PHP's built-in strip_tags() function is a common way to remove HTML tags.
The strip_tags() function accepts a string as input, removes all HTML tags by default, and also allows specifying tags to keep.
// Remove all HTML tags
$str = '<p>This is <b>bold</b> and this is <i>italic</i></p>';
echo strip_tags($str); // Output: This is bold and this is italic
// Keep <b> and <i> tags
$str = '<p>This is <b>bold</b> and this is <i>italic</i></p>';
echo strip_tags($str, '<b><i>'); // Output: This is <b>bold</b> and this is <i>italic</i>
The htmlspecialchars() function converts special characters to HTML entities to prevent browsers from interpreting them as tags, helping to avoid XSS attacks.
$str = 'This is <b>bold</b> and this is <i>italic</i>';
echo htmlspecialchars($str); // Output: This is <b>bold</b> and this is <i>italic</i>
Common methods to remove CSS styles include using regular expressions or third-party libraries.
You can use regex to match and remove style attributes from HTML tags.
// Remove style attribute using regex
$str = '<p style="color: red; font-size: 12px;">This is a paragraph</p>';
$str = preg_replace('/ style="[^"]*"/', '', $str);
echo $str; // Output: <p>This is a paragraph</p>
HTMLPurifier is a powerful library that effectively cleans unnecessary styles from HTML code, ensuring safe and standardized markup.

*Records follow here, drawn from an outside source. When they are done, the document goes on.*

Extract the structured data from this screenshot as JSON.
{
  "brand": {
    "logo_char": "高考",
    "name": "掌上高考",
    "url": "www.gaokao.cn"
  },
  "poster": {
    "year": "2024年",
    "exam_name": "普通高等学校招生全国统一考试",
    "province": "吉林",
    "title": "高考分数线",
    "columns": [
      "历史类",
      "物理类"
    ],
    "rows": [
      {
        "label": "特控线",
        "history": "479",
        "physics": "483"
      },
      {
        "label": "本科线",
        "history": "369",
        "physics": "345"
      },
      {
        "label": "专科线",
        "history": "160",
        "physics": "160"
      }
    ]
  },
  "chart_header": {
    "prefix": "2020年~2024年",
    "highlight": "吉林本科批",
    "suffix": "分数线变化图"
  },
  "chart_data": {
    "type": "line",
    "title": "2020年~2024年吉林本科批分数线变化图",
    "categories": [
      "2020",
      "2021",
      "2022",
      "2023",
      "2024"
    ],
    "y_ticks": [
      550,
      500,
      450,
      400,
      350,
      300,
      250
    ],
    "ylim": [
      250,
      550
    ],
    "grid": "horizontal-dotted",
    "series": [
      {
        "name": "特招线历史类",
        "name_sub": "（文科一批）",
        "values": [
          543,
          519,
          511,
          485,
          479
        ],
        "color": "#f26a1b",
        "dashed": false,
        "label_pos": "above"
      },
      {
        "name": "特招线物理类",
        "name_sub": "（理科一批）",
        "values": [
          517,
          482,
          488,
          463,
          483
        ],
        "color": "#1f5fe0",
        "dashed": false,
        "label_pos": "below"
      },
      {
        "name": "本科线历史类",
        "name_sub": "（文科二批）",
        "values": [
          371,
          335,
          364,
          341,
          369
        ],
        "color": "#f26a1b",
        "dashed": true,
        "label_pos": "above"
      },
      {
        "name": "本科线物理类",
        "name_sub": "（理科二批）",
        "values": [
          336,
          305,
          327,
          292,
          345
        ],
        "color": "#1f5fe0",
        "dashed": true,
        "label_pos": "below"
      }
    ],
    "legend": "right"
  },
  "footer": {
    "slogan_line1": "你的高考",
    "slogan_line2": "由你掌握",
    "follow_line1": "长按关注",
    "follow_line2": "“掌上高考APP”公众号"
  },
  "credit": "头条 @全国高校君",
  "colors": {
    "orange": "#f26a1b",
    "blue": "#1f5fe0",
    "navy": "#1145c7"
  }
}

require_once '/path/to/library/HTMLPurifier.auto.php';
$config = HTMLPurifier_Config::createDefault();
$purifier = new HTMLPurifier($config);
$str = '<p style="color: red; font-size: 12px;">This is a paragraph</p>';
echo $purifier->purify($str); // Output: <p>This is a paragraph</p>
In PHP, removing HTML tags is mostly done with the strip_tags() function, while removing CSS styles can be achieved with regular expressions or third-party libraries. Choosing the appropriate method based on your needs can effectively improve data security and display quality.